In meiner Jugend fuhr Frau Gloor Schulbus. Die ältere Frau sammelte zu den unterschiedlichen Unterrichtszeiten die Schülerinnen und Schüler von den verschiedenen Aussenhöfen unseres Dorfes ein und brachte sie jeweils wieder nach Hause. Zuverlässigkeit und Flexibilität waren gefragt. Herr Schärer war ihre Vertretung. Sie organisierten sich jeweils selbst. Bei mir kam sie pünktlich um 7.45 Uhr vorbei – genau rechtzeitig für den Unterrichtsbeginn um 8 Uhr. Den VW-Bus hörte man jeweils schon brummen, bevor er um die Kurve bog. Sie begrüsste einen freundlich und übertraf mit ihrer guten Laune aus meiner Perspektive jeweils das formelle «Guten Morgen» unseres Lehrers. Der Einstieg in den Tag war somit gelungen. Damals hielt ich ihre Verlässlichkeit für selbstverständlich. Ob die Schule um 8 Uhr oder vor 9 Uhr begann, um 14.45 Uhr oder 15.30 Uhr endete, sie war stets da. In ihrem Tagesplan müssen wohl auch viele Wartezeiten vorgekommen sein. Rückblickend wird mir bewusst, dass eine Festanstellung als Schulbusfahrerin bei diesen flexiblen Zeiten kaum finanzierbar gewesen wäre, wenn auch Leerzeiten vergütet werden müssten. Heute sind Schulbusfahrten – sofern sie überhaupt noch existieren – auf Hauptzeiten reduziert. Dank der Tagesstrukturen an Schulen stehen Aufenthaltsräume für die Kinder bereit. Seit den 1970er Jahren wurde der öffentliche Verkehr auch in dünn besiedelten Gebieten ausgebaut, was Schulbusse teilweise obsolet machten.
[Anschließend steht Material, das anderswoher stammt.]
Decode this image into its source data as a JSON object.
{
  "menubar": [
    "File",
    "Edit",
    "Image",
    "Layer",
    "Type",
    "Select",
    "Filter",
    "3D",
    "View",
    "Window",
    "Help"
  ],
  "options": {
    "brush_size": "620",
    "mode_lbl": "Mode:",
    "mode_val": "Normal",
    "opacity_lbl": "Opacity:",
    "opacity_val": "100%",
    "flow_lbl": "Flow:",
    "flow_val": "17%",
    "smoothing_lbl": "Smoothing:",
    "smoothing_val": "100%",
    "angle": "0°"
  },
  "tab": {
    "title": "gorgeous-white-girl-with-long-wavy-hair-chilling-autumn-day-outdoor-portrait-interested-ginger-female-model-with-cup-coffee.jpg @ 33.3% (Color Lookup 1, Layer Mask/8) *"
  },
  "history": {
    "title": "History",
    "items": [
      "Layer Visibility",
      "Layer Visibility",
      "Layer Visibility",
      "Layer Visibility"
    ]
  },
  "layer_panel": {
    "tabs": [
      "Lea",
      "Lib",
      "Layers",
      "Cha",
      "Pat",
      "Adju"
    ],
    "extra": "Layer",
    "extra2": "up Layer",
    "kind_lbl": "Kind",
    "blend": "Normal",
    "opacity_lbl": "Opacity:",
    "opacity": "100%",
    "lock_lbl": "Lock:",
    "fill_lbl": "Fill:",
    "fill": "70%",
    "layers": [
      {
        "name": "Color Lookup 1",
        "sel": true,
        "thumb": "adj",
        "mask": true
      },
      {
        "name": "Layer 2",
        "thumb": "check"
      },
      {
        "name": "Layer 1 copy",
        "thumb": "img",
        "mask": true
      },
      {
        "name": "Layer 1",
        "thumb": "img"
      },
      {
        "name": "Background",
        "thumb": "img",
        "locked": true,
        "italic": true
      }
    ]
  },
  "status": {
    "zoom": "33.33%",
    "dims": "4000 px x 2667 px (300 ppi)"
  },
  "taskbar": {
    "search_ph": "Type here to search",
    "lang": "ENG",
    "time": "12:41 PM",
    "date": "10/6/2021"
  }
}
Der Gang zur Haltestelle des Linienbusses ist dabei allerdings oft weiter, als es jener zur Pickupstelle des VW-Büslis war. In meiner Gemeinde wurde der Schultransportdienst gänzlich gestrichen. Kinder müssen heute bis zu zwei Kilometer zu Fuss oder mit dem Fahrrad zur Schule zurücklegen – immerhin nicht entlang von Hauptstrassen. Alternativ übernehmen Elterntaxis diese Aufgabe, was jedoch ungern gesehen wird, da der gemeinsame Schulweg eine wichtige soziale Funktion hat.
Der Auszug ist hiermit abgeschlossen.